Vou ter que sair agora da internet. Assim que puder mando mensagem pra você.
Desculpa se não tinha e revelado antes”.
Essa conversa me encheu de alegria e esperança,
porque percebi que mesmo no estágio mais grave da alienação parental é possível
que o alienado reflita. Na imensa e esmagadora maioria das vezes por conta do pacto de lealdade com genitor alienador
o adolescente não consegue expressar seus desejos e sucumbi à depressão. Para
chamar atenção dos pais para o problema uma das saídas é adoecer. A doença não
deixa de ser uma forma de unir as famílias. Uma doença psiquiátrica tal qual o
liquidificador faz ‘desmanchar’ e
‘balançar’ os corações.
Me disponho a gratuitamente atender os
familiares. Pai, mãe e eu moramos em cidades diferentes mas com certeza se
nosso pequeno grande herói se fortalecer e conseguir marcar um encontro nós
acharemos o meio do caminho para traçar uma nova estrada.
Amigo, no hospital eu te contei parte da minha
história e disse que acrescentei meu segundo nome: VALENTINA judicialmente há
alguns anos. Pela sua atitude em me procurar vou te apelidar de VALENTIN.

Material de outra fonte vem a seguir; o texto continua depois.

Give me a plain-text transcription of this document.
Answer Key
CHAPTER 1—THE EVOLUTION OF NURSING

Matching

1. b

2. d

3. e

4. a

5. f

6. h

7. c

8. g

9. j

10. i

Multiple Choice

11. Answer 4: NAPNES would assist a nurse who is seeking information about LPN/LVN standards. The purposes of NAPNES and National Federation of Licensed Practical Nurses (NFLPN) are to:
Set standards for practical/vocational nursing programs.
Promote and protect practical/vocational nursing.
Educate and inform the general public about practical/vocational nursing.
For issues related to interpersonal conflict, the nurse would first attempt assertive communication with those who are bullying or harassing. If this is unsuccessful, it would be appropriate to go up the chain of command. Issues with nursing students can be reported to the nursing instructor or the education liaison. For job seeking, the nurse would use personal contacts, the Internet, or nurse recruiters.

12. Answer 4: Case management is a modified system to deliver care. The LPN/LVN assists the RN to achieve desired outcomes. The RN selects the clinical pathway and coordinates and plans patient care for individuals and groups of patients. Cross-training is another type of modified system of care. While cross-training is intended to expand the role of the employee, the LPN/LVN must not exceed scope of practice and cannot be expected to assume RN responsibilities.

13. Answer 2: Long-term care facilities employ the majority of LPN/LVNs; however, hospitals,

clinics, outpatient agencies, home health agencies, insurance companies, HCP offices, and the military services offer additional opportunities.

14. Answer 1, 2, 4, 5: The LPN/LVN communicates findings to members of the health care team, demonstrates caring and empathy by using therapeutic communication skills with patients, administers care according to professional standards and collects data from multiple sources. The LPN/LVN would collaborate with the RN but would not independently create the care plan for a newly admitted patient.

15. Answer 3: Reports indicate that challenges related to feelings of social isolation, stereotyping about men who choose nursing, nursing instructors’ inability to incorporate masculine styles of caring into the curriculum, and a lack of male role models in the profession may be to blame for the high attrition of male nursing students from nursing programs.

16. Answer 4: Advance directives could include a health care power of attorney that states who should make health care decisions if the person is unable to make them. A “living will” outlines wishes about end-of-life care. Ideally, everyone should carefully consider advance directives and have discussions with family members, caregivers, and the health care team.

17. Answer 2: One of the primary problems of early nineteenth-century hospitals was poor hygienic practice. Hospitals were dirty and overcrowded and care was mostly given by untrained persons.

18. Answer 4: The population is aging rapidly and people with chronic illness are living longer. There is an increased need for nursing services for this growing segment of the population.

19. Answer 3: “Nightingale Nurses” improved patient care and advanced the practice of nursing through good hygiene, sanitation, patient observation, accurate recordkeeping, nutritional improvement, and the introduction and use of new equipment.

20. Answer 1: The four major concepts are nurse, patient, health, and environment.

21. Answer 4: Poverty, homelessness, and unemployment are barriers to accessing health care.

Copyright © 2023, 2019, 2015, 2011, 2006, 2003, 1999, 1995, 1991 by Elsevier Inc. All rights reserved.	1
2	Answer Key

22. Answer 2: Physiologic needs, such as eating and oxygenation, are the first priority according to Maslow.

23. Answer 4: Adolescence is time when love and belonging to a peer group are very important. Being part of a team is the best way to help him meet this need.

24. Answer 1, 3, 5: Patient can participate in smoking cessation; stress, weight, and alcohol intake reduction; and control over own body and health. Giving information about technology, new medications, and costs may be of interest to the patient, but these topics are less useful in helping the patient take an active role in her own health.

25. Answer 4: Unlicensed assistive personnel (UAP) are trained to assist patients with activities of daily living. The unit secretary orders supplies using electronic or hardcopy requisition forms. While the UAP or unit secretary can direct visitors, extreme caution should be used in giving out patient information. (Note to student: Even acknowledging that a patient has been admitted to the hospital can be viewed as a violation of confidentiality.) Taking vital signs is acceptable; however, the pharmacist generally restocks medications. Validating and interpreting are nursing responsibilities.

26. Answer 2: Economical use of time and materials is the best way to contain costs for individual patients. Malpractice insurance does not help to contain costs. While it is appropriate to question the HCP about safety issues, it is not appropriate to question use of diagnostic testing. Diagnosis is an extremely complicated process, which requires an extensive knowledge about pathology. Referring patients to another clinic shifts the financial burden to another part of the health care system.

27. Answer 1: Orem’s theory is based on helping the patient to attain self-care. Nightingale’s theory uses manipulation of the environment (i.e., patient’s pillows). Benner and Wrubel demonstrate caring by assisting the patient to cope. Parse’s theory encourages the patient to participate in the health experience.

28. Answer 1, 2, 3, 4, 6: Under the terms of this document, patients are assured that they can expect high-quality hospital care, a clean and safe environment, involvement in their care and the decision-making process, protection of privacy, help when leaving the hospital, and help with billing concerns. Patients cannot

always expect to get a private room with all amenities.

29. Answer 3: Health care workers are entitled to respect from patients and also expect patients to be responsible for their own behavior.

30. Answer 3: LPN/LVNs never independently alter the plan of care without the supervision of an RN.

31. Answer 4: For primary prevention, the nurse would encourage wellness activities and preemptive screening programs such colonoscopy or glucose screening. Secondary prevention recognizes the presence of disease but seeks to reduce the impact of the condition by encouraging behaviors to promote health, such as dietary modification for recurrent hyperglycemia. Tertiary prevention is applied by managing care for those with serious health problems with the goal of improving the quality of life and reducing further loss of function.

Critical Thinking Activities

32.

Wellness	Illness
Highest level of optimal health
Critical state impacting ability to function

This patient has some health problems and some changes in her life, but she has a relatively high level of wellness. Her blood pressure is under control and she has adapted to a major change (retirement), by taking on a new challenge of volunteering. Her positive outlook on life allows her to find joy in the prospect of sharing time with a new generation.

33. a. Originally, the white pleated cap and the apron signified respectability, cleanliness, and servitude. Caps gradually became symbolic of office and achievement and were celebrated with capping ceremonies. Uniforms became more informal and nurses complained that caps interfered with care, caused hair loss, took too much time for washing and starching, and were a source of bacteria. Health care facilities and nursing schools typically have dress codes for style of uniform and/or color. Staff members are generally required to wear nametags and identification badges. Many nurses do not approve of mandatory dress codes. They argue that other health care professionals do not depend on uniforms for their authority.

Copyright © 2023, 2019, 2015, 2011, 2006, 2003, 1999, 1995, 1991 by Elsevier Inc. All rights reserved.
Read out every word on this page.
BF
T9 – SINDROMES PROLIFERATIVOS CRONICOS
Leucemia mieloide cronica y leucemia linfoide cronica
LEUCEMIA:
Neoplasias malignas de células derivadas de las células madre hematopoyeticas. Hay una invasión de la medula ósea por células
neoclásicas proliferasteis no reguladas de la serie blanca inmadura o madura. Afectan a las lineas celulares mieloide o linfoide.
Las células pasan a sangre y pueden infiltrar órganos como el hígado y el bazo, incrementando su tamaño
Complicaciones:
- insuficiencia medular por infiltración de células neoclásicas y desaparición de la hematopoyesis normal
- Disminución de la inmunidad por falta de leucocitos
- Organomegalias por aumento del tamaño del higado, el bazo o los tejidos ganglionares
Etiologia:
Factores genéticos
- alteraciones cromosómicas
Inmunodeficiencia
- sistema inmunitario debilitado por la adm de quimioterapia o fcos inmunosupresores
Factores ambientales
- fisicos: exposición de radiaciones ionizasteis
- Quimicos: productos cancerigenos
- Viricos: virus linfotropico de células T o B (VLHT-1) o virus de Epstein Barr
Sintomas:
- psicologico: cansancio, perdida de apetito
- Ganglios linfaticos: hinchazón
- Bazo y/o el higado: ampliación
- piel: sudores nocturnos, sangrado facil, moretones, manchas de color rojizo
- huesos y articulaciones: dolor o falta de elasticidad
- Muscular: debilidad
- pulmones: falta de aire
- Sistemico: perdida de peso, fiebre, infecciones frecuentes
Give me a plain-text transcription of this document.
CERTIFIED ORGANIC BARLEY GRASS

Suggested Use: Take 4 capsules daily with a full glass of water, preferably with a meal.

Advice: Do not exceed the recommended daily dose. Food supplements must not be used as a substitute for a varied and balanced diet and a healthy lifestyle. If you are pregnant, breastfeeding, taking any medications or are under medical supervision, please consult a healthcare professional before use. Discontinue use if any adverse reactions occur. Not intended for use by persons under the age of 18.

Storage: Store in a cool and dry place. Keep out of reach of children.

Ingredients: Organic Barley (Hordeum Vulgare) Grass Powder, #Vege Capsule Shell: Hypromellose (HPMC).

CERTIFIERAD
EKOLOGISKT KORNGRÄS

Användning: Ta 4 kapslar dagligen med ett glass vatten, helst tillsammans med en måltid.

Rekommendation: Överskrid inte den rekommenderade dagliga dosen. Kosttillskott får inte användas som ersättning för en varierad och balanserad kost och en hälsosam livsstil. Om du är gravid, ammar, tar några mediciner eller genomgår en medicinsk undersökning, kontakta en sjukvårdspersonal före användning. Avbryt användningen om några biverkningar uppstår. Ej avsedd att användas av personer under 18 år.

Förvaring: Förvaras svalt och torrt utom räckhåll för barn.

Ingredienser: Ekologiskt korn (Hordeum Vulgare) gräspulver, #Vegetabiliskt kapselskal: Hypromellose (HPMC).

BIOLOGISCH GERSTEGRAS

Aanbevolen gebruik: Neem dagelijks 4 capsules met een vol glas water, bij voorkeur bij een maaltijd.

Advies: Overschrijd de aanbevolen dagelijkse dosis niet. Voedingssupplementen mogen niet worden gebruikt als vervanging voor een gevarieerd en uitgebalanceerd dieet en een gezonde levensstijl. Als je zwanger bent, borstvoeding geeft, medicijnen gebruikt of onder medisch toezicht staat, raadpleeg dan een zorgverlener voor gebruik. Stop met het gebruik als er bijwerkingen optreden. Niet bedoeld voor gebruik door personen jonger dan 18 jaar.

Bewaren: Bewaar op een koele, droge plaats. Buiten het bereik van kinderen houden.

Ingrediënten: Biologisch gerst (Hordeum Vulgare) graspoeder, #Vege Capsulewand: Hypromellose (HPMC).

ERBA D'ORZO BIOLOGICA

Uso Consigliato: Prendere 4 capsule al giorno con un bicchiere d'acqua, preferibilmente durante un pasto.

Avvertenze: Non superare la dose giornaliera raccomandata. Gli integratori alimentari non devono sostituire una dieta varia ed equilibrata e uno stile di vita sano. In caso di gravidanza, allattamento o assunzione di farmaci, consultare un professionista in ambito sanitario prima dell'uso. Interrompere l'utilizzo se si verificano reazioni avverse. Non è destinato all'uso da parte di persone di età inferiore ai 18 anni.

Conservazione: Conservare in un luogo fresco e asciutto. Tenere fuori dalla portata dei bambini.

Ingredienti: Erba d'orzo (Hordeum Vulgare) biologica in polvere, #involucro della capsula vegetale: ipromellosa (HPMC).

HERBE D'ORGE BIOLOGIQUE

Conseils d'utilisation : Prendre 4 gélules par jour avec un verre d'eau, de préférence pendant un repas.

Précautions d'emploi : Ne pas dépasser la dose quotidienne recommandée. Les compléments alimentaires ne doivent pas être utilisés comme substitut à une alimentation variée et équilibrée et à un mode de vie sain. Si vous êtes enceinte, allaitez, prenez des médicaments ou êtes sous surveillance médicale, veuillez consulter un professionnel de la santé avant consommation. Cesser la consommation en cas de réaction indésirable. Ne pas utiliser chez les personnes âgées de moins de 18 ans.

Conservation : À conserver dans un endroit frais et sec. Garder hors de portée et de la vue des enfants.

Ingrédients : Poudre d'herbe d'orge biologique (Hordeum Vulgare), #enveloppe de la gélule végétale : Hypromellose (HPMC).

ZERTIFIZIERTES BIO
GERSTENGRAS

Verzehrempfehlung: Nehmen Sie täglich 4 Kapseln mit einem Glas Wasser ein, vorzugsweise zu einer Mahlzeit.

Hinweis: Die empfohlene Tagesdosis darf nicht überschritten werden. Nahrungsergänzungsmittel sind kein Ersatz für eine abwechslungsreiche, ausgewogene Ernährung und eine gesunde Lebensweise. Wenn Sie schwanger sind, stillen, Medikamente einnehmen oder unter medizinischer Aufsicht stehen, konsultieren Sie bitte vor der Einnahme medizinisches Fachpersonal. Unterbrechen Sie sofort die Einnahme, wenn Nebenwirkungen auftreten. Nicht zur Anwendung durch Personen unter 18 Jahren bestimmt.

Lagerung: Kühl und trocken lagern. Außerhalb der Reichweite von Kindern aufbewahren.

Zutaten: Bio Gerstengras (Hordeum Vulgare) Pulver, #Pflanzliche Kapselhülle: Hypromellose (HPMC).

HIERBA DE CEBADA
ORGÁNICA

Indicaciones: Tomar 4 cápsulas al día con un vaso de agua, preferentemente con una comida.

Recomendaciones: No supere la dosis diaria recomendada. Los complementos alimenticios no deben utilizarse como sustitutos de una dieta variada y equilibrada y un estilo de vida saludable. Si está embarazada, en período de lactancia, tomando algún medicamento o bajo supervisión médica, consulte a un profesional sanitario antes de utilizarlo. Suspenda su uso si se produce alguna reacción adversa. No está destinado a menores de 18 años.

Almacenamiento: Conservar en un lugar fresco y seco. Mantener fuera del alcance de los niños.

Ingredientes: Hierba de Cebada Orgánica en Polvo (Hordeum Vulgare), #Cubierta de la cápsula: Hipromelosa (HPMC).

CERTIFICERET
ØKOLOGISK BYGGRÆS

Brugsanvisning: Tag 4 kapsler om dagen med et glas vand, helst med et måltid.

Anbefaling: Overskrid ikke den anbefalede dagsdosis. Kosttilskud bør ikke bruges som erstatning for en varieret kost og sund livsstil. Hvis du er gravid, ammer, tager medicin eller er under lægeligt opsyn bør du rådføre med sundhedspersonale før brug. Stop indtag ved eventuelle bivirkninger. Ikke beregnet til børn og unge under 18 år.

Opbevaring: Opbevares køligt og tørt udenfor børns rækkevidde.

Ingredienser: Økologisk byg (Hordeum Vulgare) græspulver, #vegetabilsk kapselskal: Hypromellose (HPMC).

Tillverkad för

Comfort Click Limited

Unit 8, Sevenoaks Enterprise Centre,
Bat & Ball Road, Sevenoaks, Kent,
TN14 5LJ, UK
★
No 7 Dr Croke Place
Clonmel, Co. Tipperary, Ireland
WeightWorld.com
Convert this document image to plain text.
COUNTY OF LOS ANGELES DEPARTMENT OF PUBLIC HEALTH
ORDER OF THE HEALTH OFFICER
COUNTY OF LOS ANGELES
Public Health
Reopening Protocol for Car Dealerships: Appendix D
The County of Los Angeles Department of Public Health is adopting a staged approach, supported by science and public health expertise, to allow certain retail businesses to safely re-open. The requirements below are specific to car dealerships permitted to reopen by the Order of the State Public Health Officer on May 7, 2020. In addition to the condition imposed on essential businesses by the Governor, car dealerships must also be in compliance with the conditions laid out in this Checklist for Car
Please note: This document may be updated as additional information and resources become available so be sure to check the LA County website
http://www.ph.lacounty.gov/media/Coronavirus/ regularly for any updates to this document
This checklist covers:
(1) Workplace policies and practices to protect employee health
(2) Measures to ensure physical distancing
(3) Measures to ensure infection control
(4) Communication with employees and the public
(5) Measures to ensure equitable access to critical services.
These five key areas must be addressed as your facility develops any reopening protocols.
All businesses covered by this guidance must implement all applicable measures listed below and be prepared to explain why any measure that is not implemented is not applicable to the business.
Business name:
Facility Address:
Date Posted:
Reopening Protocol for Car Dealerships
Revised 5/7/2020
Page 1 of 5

“Bora”, Valentin, passe meu contato pra um dos
seus pais e vamos dizer pra eles do que é feita a mistura que está no
liquidificador.
Diferentemente do que diz a música, minha
orelha é quentinha e aconchegante, vem que você pode contar todos os segredos
de liquidificador.
Um abraço bem grande pra você. Tenho absoluta
certeza que sairá desta e ainda irá falar sobre alienação parental comigo nas
Palestras.
Estou esperando seu novo e Valentino contato.